Leider Japanse sekte ontkent gifgasaanval
De advocaten van Shoko Asahara, de geestelijk leider van de Japanse Aum-sekte, hebben in hun slotpleidooi gezegd dat hun cliënt onschuldig is aan de hem ten laste gelegde feiten.
Tegen Asahara is de doodstraf geëist onder meer wegens zijn aandeel in de aanslag met het gifgas sarin op de metro in Tokio in 1995. Daarbij vielen twaalf doden. In totaal wordt hij beschuldigd van de dood van 27 mensen en de organisatie van verscheidene aanslagen.
Het proces tegen Asahara, wiens echte naam Chizuo Matsumoto is, duurt al zeven jaar. Volgens zijn advocaten had hij wel de geestelijke leiding over de sekte, maar draagt hij geen verantwoordelijkheid voor de criminele daden van zijn volgelingen.
Asahara verscheen donderdag voor de rechtbank, maar sprak geen woord. Hij hult zich al sinds 1998 in stilzwijgen. Hij heeft tegengesproken dat hij het brein is achter de aanslag met sarin op de metro in de Japanse hoofdstad. De uitspraak in zijn zaak volgt waarschijnlijk pas in februari.

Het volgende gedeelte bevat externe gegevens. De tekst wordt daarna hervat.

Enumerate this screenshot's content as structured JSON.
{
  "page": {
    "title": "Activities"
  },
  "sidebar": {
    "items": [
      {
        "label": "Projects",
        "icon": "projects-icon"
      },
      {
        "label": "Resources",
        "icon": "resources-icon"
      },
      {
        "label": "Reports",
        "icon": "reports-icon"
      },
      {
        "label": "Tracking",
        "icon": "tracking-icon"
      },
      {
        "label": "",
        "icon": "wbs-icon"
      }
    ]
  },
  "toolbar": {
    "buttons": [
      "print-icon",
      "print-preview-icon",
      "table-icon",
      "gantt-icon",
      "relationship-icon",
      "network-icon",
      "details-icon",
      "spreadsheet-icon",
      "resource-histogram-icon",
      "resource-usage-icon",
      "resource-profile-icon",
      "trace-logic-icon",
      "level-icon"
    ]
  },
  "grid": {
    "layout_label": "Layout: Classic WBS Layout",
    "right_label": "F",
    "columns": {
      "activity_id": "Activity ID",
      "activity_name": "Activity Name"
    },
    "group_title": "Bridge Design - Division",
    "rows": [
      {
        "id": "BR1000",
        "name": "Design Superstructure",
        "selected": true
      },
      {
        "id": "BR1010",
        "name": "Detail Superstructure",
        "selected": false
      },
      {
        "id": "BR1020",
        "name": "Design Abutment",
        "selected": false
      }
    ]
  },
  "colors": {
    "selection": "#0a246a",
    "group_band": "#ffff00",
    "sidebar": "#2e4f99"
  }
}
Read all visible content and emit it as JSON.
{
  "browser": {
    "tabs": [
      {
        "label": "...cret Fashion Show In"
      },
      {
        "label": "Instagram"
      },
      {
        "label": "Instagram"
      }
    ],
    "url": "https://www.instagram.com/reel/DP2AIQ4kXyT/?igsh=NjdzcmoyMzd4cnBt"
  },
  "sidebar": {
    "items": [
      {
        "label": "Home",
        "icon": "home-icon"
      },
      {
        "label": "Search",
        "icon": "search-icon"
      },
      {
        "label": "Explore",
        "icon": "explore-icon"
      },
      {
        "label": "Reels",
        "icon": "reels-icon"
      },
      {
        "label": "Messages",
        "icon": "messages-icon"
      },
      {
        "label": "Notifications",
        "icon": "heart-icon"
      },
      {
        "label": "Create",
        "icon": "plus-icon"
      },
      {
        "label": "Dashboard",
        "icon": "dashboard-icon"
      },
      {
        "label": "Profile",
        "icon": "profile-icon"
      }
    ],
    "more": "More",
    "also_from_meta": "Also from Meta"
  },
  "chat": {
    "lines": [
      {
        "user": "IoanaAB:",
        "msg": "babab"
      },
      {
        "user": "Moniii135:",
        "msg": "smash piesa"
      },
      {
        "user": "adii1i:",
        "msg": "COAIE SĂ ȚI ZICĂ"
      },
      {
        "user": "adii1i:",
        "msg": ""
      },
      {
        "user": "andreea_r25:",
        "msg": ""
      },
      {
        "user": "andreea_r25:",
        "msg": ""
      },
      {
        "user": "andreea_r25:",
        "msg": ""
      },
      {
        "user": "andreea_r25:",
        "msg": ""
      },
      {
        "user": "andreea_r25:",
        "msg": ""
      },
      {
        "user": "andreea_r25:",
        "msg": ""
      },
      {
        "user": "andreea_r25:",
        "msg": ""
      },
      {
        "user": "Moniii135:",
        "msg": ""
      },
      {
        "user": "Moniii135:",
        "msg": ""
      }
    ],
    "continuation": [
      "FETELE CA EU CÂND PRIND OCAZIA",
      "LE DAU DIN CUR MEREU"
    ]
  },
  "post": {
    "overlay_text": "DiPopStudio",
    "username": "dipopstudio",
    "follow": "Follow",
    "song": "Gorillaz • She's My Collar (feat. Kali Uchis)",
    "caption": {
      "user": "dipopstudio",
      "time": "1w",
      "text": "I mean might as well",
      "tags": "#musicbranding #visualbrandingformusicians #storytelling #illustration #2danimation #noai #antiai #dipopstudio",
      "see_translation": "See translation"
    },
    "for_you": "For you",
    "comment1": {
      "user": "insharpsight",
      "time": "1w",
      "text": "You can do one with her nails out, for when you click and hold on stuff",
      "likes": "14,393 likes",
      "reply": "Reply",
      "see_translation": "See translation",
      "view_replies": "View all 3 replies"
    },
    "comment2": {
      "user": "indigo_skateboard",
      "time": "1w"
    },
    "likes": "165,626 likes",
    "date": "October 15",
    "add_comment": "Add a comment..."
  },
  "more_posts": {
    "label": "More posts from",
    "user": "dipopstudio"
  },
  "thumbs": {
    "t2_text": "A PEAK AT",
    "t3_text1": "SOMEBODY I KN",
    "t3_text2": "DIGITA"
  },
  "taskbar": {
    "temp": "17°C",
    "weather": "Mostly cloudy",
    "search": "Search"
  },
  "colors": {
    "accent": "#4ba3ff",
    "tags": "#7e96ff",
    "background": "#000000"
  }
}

De tweede man van de sekte, de arts Tomomasa Nakagawa, is woensdag ter dood veroordeeld. Hij zou tussen 1989 en 1995 in totaal 24 mensen hebben vermoord. In totaal is nu aan tien prominente leden van de sekte de doodstraf opgelegd. Geen van hen is tot nu toe geëxecuteerd.

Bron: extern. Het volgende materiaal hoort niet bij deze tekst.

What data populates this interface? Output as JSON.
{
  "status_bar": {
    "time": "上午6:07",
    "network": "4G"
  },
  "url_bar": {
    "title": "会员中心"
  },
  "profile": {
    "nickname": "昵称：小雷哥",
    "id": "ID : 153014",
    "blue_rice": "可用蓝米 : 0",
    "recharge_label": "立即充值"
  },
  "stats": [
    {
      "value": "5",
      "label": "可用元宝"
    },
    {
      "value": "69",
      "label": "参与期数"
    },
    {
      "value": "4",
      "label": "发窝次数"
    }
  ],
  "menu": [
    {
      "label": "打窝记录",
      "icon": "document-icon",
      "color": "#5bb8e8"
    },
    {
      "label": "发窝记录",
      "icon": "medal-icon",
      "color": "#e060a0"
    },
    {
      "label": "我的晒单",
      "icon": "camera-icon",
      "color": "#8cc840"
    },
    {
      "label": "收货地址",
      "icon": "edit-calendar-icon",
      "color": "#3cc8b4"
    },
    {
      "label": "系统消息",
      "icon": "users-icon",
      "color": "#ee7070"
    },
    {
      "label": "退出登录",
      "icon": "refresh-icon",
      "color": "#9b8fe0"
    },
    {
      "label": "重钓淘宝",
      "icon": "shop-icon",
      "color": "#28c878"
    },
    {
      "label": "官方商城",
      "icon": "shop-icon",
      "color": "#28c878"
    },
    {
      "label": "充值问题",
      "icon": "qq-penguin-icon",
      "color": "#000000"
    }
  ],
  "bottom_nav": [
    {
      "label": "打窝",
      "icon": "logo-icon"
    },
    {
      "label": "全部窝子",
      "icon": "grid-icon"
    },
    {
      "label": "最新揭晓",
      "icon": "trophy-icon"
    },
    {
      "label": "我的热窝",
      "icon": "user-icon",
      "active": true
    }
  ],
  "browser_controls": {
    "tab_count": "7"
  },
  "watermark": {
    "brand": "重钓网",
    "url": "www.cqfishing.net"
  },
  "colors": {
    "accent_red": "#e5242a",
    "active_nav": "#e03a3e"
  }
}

De sekte werd in 1987 opgericht en telde ooit 15.000 volgelingen. Aum Shinrikyo verklaarde dat het eind van de wereld nabij was en dat de sekte zich moest bewapenen in geval van calamiteiten.
De cult bestaat nog steeds, maar heeft haar naam veranderd in Aleph. Ze zeggen nu een welwillende religieuze organisatie te zijn. De politie houdt de groep nog steeds scherp in de gaten.